キングと闘将
常にユニフォームの襟を立て、背筋をピンと伸ばし、次々と魔法の杖をふるう。カントナは、ボスの求めてきた天才だった。
鋭いパスで味方を生かしたかと思えば、美しいロブでGKの頭上を破り、ゴールネットを揺らす。持ち前の攻撃センスで数々の栄冠をもたらすことになった。
ファーガソンは決して才能ある選手を嫌っていたわけではない。それどころか、こよなく愛した。彼らを甘やかし、特別扱いすることを毛嫌いしただけである。
カントナはストイックな選手だ。
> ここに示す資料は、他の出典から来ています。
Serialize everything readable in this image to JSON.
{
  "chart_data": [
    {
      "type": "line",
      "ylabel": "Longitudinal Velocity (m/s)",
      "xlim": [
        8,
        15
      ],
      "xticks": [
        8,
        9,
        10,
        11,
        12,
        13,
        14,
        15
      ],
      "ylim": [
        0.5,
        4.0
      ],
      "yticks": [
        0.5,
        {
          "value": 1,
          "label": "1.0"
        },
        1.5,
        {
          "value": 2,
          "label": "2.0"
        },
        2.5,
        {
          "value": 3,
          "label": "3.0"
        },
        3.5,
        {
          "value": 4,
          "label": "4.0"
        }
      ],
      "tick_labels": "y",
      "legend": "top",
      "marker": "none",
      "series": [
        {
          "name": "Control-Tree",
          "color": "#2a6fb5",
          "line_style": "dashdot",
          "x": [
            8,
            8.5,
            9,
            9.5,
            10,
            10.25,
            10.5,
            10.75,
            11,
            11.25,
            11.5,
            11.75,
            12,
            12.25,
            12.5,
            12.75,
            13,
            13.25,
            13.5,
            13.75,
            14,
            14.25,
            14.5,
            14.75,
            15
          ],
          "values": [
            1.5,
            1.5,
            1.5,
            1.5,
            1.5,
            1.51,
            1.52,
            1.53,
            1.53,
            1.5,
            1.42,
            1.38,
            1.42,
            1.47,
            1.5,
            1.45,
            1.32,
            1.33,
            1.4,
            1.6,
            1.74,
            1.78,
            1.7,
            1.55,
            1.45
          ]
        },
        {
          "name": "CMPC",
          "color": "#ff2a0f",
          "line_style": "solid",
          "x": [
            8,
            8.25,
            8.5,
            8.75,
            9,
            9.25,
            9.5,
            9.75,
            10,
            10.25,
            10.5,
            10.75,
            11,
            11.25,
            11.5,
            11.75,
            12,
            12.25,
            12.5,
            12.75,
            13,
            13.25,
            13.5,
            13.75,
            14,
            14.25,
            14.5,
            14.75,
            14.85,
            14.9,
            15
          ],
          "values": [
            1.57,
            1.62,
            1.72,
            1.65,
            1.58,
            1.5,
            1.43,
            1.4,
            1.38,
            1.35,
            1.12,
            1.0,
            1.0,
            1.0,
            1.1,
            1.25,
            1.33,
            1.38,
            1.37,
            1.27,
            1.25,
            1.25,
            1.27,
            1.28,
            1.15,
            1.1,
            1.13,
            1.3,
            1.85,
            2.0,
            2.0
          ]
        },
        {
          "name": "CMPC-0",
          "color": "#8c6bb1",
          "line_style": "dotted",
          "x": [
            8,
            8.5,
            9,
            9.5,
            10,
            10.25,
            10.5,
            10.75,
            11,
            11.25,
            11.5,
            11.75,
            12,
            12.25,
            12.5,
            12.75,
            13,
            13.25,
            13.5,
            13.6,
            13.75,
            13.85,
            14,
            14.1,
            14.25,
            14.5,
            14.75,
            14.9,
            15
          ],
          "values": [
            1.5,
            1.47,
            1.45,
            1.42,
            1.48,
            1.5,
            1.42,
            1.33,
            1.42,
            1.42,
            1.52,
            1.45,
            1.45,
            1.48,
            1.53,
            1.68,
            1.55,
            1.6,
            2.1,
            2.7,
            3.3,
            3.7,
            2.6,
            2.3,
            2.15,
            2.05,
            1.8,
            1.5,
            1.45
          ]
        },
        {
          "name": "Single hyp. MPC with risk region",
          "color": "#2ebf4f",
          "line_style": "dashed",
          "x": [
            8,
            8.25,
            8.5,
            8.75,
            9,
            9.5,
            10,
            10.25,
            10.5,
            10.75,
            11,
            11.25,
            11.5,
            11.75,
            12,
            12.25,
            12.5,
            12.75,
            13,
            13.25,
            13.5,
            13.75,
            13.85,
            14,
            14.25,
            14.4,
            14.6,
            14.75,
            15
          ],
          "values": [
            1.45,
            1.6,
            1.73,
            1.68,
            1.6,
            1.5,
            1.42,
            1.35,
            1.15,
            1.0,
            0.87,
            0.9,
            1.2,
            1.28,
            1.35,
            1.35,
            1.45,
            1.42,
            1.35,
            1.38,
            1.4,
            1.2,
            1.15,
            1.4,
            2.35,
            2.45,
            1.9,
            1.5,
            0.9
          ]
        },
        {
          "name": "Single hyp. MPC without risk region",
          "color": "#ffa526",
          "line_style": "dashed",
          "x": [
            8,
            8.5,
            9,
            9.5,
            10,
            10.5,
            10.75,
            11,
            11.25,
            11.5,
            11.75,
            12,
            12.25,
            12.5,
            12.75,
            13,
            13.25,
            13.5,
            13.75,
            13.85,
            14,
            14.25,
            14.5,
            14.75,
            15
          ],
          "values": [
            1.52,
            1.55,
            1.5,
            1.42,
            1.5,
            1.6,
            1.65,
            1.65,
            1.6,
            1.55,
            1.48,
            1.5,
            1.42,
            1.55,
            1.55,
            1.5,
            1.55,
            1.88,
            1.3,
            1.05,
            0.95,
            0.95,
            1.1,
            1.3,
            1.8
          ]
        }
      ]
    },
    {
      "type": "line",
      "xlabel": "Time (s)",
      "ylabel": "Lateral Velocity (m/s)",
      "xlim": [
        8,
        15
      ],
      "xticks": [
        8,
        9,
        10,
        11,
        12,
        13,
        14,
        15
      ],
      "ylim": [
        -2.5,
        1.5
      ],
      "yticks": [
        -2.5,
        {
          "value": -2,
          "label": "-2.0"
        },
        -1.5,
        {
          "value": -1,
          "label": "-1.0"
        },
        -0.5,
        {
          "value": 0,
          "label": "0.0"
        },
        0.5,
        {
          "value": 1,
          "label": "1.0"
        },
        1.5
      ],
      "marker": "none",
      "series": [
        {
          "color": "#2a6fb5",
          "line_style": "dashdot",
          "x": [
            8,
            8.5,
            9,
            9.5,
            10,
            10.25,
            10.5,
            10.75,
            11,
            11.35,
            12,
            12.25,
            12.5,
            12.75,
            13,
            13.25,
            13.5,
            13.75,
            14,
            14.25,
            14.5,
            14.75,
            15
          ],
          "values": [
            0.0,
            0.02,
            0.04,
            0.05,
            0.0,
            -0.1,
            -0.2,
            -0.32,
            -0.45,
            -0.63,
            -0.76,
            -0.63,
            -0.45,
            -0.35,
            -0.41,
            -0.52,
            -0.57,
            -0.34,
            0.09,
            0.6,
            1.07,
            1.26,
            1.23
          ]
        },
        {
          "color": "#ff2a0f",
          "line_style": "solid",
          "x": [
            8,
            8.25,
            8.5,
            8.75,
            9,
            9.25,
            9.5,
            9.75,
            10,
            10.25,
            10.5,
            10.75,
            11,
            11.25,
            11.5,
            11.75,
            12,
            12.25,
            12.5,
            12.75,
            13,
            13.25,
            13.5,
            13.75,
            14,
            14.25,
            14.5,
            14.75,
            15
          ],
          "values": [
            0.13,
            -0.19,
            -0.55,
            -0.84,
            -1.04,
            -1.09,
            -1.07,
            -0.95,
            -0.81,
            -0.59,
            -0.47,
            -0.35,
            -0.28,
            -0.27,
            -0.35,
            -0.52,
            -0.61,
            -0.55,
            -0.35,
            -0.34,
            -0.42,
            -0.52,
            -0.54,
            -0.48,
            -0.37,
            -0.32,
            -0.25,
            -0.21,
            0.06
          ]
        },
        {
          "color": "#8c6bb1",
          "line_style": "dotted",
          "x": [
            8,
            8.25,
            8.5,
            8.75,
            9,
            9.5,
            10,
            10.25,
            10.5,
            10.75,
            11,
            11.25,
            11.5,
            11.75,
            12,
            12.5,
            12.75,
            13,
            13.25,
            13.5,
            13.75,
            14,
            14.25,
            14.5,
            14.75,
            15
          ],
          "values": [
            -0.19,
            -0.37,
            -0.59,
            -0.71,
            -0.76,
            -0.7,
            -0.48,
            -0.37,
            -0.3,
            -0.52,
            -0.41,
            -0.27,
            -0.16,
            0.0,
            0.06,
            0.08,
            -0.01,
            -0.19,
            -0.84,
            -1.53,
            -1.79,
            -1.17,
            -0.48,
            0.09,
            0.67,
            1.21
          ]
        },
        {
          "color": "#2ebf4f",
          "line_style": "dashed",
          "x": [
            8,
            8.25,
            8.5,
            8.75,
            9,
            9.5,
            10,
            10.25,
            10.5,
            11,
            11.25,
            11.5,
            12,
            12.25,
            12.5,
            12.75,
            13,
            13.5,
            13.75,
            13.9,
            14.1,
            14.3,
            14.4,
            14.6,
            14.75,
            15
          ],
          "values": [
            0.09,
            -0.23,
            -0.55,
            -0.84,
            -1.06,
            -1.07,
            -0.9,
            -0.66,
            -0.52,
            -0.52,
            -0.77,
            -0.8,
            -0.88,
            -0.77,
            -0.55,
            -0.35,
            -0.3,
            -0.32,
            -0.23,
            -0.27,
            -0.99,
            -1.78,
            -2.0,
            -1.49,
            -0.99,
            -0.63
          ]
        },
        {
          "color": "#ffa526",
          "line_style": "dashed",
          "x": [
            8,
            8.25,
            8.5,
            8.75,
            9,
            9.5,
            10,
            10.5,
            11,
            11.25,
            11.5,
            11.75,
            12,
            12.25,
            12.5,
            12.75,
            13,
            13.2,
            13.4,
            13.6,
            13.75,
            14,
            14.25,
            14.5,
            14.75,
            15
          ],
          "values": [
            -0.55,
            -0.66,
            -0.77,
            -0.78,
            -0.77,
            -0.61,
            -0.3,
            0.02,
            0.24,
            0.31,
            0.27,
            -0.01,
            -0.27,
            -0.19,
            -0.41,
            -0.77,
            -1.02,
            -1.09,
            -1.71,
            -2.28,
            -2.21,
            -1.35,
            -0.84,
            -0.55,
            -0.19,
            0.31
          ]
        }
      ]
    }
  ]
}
練習には真摯に取り組み、節制も怠らない。ファーガソンに言わせれば「プロの鑑」で、全幅の信頼を寄せるに値する男だった。
反面、トラブルの絶えない選手でもあった。相手を殴り、審判にシャツを投げつけ、ファンに飛び蹴りを食らわせる。それでも監督が見捨てることはなかった。
「怒りを覚えることは問題じゃない。正当な理由があるのなら感情を抑えず、表に出すべきだ」
ファーガソン自身がキレやすい人だった。とにかく曲がったことが大嫌い。筋が通らぬと思えば、顔を真っ赤にして怒り狂った。いや、ボスだけではない。怒れる男は、ピッチにもいた。カントナの跡目を継ぎキャプテンを担った闘将キーンだ。
「最高のフットボーラーではないかもしれない。だが、私にとっては、彼こそ最高の選手だった」
ボスの口ぐせだ。ケンカっ早いものの、とことん走り、とことん闘う。それこそ怒りを力に変えるボスの分身だった。
天才と闘将、創造者と労働者。まるでタイプの異なる2人だが、ボスの流儀を等しく体現する1枚のコインの裏表だった。
カントナが在籍した5年間で、リーグ優勝4回。FAカップとのダブル(2冠)も二度達成する。こうして名実ともにイングランド最強クラブの座へ返り咲いた。
だが、ひとつだけ、立つことのできなかった高みがある。チャンピオンズリーグ(CL)のタイトルだ。カントナをもってしても4強止まり。ただ、挑戦を繰り返すなかで、確実に若い力が育ちつつあった。
ファギーズ・フレジリングス
これという逸材を探し、鍛え、超一流のタレントに磨き上げる。ファーガソンは人材育成の手腕も卓越していた。
まだ右も左も分からぬ若者たちにチームスピリットを植えつけ、ハードワークを叩き込んでいく。そこからベッカム、スコールズ、ギグス、G・ネビルらが一本立ちして、チームの核となった。
俗に言う『ファギーズ・フレジリングス』(ファーガソンのひな鳥)だ。ギグスのドリブル突破は鋭く、ベッカムの右足は精密機械のようで、スコールズの動きは神出鬼没だった。いずれもその道を究めたスペシャリスト。と同時に、不屈の戦士でもあった。
決して手を抜かない。抜けば、どうなるか。親父の顔色をうかがうまでもなかった。
ファーガソンは、貧しい労働者階級の出身。苦労しながら大人になった。サッカー選手だろうが、才能を鼻にかけ、特権をむさぼるような連中を許さない。
学生時代に「労働者の革命」を夢見たほどだ。例外はない、誰もが(攻守に)等しく働く。それが不変の掟であり、ユナイテッドの強みでもあった。
ひと口にハードワークと言っても、彼らのそれはレベルが違っていた。最後まで敵に走り負けず、球際の争いでも決して譲らない。プレーの強度も頭抜けていた。
若い力を追い風に、徹頭徹尾、休みのないサッカーを展開していく。やがて相手は、ハイテンポな攻守にのみ込まれていった。斬新な戦術とは無縁。システムもイングランド伝統の4-4-2フラットを貫いたが、それで困ることなど何もなかった。
理屈っぽい駆け引きも、つまらぬ小細工もしない。いつでもどこでも真っ向勝負。その戦いぶりは絵に描いたような正攻法だが、あらゆる相手を苦しめ困ぱいさせるダイナミズムに満ちていた。
強く、激しく、たくましく。そんな若きユナイテッドに黄金期のハイライトがやって来る。フランス・ワールドカップ直後に開幕した1998-1999シーズン、ついにヨーロッパの覇権も握り、歴史的なトレブル(3冠)を成し遂げることになった。